The legislation would not simply add such individuals to the existing registry, according to bill sponsor Lane Roberts (R-Joplin).
“This is a separate column. It does not mix the data. It would rename the registry, ‘Sex offender and violent offender registry.’ Its purpose is to allow the public to know who is on parole for second degree murder,” Roberts told the Committee on Crime Prevention.
Roberts explained that Missouri citizens often don’t know when someone guilty of such violent crimes is living or working near them.
Legislators on the committee asked whether such information is already available to the public through avenues such as the Missouri Court System’s Case.net website. He said that isn’t always an avenue for an average Missourian.
Further, he said such state-based resources won’t list such individuals when they come to Missouri from other states through the interstate compact, and most Missourians don’t even know that can happen.
Testifying for the bill was Mona Lisa Caylor, who said it was a man on parole for a 1983 murder in Tennessee who murdered her sister, Willana “Anita” Dunn in 2016 and dropped her body down an abandoned mine shaft.

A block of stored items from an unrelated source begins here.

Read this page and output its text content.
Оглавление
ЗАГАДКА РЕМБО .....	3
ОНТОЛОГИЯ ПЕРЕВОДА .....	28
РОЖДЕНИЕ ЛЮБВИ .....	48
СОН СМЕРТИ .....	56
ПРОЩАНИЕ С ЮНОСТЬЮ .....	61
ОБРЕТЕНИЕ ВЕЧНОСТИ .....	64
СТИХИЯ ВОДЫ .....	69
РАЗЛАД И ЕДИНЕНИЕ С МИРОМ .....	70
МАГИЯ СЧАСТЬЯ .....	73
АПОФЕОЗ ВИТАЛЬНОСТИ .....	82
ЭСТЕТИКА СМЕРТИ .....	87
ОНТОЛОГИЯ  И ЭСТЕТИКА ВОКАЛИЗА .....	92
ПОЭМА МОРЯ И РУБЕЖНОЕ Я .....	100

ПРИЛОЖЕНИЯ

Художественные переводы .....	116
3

Caylor told legislators her sister allowed her killer into her life and was even renting her home from him. She and her family knew nothing about his criminal background, or that the life story he had told them was a lie.
“Why are paroled violent murderers allowed to be anonymous?” Caylor asked the committee. “Why would we not want to know who is working, who is living in our community that’s a murderer?”
Representative Rasheen Aldridge Jr. (D-St. Louis) wondered what this registry would accomplish, and what it would mean for individuals who are trying to reintegrate into society after serving their prison time.
“That’s just my concern, that we’re only giving people that, once they do do their time and we say ‘second chances’ and we believe in second chances, that this is kind of giving them a second chance but also saying, ‘Watch out for Tim down the street,” said Aldridge. “[I] think it’s a good idea but I don’t understand the accountability piece or really the reasoning of adding them to a registry and we’re not giving them either the services they need or truly trying to give them a second chance without a black cloud being over them.”
Roberts acknowledged Aldridge’s concerns. He said that while no one should assume that because someone has committed one murder that they will commit another, he feels that if someone has overcome their conscious to kill once it raises concern they could do it again.
The bill, House Bill 1705, specifies that individuals on this new registry would come off of it when they complete their probation or parole. The committee voted 7-1 to advance the bill, which now faces another committee before it could go to the full House.